Na sessão desta quinta-feira, 14, o vereador Robert Burns (PTC), reiterou na tribuna o pedido ao governador para que plebiscito fosse realizado. Ele afirmou que a Comissão fez sua parte e que agora espera a iniciativa de Camilo. “Esperamos que Governador pegue a proposta e faça o plebiscito. Não podemos ficar com uma empresa que só tem a finalidade de lucrar, que cobra taxas absurdas, deixa postes caindo. Ela já teve seu tempo. Já foi 20 anos”, disse.

Irregularidades
O relatório final foi apresentado pelo presidente da CPI, o vereador Deodato Ramalho (PT), no plenário da Câmara Municipal na última terça-feira, 12. Entre as conclusões da comissão, estão a de que a empresa não respeitava a legislação quanto ao descarte de resíduos sólidos, formados principalmente por postes danificados e placas fotovoltaicas.

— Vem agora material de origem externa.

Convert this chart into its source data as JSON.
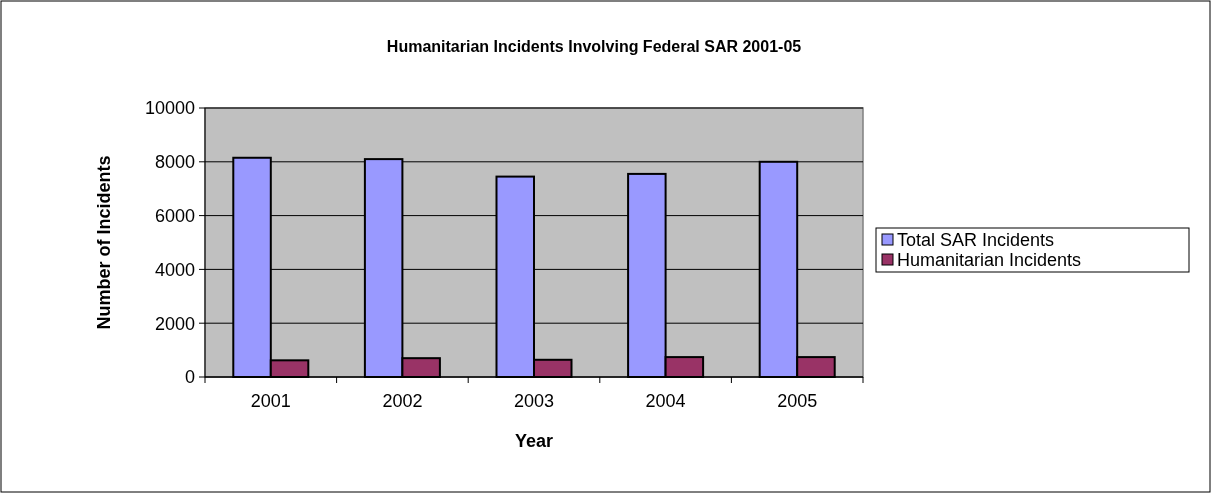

Teriam sido verificadas, também, condições de trabalho análogas à escravidão em relação a alguns empregados terceirizados, que trabalhariam na destruição de postes velhos sem o uso de equipamentos de segurança necessários. Esses funcionários não receberiam salário regular, mas um valor de R$ 10 a cada poste destruído.

Além disso, a cobrança em duplicidade feita pela empresa a alguns consumidores teria feito alguns deles perderem benefícios do Governo do Estado em decorrência à constatação de baixa renda. Deodato ressaltou o dever da Coelce de reparar os danos causados a esses clientes.

Além disso, a comissão não confirmou informação da empresa de que essas cobranças indevidas não teriam gerado cobranças a mais, mas seriam resultado apenas da fragmentação da conta de um mês.

O vereador informou que, além da Coelce e do Governo do Estado, a Assembleia Legislativa do Ceará, a Defensoria Pública do Estado, o Programa Estadual de Proteção e Defesa do Consumidor (Decon), do Ministério Público do Ceará (MP-CE), também seriam notificados. Para tratar do descarte irregular de lixo, a Secretaria Estadual do Meio Ambiente (Semace) e Secretaria de Urbanismo e Meio Ambiente serão avisados.

O documento ainda não foi publicado no Diário Oficial da Câmara Municipal de Fortaleza e, por isso, a empresa e outros órgãos interessados ainda não foram notificados. Segundo Deodato, no entanto, já foi solicitada a publicação para que os encaminhamentos comecem a serem feitos.

Coelce
Por meio de nota, a Coelce informou que "a empresa visitada pelos vereadores possui um contrato com Coelce para coleta, transporte e reciclagem de materiais". Disse, ainda, que compareceu ao local, constatou a presença de postes quebrados, mas que "por se tratarem de resíduos inertes (ferro e cimento), não causam contaminação ao solo".

Ainda assim, afirmou que já retirou todo o material do local. A empresa afirmou também que "possui um sistema de gestão ambiental certificado pela Norma Ambiental".

Sobre as condições de trabalho dos funcionários terceirizados, o plebiscito e a cobrança em duplicidade, a Coelce não se manifestou.
 

A CPI  foi formada por Deodato Ramalho (PT), relator Joaquim Rocha (PDT) e vereadores Luciram Girão (PDT), Robert Burns (PTC), Márcio Cruz (PSD), Eulógio Neto (PDT) e João Alfredo (PSOL). Ela contou com o apoio de técnicos do Núcleo de Tecnologia Industrial do Ceará (Nutec).